The reaction time and commission and omission errors have been studied with regards to medical drugs and the results of the present study are similar to those of diphenhydramine (33). Like the above mentioned study, drinking Doogh led to significant changes in reaction time, commission error, omission error, and reaction time dispersion, especially in the afternoon. However, in the above mentioned research, the timing of tests during the day was not specified.

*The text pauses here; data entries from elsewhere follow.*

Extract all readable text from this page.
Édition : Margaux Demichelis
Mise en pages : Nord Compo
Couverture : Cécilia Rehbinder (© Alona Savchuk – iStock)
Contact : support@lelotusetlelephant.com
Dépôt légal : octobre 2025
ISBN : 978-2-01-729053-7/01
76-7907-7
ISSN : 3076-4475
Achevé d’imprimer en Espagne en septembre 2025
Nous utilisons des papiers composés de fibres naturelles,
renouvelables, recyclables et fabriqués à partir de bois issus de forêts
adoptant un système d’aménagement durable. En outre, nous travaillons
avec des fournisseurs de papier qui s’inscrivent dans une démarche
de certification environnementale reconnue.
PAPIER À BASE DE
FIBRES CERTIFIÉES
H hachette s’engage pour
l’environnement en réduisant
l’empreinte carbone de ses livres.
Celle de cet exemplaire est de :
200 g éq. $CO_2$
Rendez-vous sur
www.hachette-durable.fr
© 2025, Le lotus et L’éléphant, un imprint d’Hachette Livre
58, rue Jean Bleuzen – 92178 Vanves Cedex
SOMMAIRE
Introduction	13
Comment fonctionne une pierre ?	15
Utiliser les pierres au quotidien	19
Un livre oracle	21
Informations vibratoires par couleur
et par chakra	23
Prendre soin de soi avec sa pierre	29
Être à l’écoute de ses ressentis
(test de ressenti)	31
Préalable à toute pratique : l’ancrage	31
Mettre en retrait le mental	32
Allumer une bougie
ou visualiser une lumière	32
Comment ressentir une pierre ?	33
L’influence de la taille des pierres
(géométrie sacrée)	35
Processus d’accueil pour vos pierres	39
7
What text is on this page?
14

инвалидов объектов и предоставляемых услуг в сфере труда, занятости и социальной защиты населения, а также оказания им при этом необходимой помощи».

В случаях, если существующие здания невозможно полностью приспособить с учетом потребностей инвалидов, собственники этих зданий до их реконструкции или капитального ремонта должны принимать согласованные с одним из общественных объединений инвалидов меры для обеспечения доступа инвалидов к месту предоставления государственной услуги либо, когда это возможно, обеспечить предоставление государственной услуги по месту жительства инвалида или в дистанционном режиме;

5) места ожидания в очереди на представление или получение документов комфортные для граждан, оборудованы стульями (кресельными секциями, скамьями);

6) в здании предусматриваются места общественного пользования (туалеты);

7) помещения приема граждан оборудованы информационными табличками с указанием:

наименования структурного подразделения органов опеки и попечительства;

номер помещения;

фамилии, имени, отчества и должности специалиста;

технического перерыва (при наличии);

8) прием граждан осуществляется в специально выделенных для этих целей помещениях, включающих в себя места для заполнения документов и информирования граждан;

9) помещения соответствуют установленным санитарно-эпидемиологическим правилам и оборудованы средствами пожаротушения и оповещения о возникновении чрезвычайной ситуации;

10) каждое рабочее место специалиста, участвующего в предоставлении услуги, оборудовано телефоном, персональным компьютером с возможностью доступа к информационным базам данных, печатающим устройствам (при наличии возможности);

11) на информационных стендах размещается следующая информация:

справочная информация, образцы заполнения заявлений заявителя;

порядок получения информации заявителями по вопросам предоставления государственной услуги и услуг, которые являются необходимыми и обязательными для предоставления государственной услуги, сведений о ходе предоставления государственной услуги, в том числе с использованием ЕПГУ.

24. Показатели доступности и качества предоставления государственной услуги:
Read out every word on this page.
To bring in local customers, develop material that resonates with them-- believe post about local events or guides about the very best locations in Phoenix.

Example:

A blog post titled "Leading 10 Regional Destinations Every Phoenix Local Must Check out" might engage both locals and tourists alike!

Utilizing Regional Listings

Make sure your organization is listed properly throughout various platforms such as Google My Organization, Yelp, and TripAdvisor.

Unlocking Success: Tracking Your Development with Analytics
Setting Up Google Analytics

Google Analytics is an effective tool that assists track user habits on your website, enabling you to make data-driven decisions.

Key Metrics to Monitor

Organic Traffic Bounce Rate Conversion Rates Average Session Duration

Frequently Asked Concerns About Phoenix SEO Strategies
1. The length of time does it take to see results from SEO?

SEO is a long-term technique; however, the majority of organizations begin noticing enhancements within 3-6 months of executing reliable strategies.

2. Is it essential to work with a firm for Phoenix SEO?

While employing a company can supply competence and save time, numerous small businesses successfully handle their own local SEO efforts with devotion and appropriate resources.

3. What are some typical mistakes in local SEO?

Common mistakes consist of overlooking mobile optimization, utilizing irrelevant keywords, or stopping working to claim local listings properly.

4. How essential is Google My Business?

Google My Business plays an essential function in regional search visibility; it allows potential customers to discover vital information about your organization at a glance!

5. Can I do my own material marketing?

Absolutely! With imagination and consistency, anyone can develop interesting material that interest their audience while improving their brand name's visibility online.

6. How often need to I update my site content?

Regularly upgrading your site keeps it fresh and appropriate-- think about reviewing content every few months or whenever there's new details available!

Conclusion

This effect could be attributed to the intensification of the range of Circadian rhythm and reduction in cognitive performance and increased sleepiness in the afternoon as a result of drinking Doogh. In Dinges and Basner’s study, reaction time dispersion had a greater importance than the time itself. The importance of the increase in the range of reaction dispersion in continuous performance test of participants, who had experienced sleep deprivation, has also been displayed (34). The findings of the present research also suggest an increase in reaction time dispersion. The cognitive effects that were represented as reaction time, omission error, and commission error in the present study were caused by Doogh.

5.1. Conclusions

Doogh slows down reaction time and causes instability during reaction time (increased deviation from reaction time means), increased number of omission and commission error, and sleepiness. These changes were more obvious in the afternoon and could suggest the homeostatic effect of sleep due to Doogh and the intensification of reduction of circadian vigilance in the afternoon. This could be taken into account for medical treatment and also the prevention of incidents in general, and traffic accidents, in particular.

5.2. Limitations

The study was done on young participants and in order to generalize the results to other age groups, more studies need to be performed. In this study, a keyboard was used for responding to the TOVA stimulus; future studies could be performed by applying instruments with higher time precision compared with a keyboard.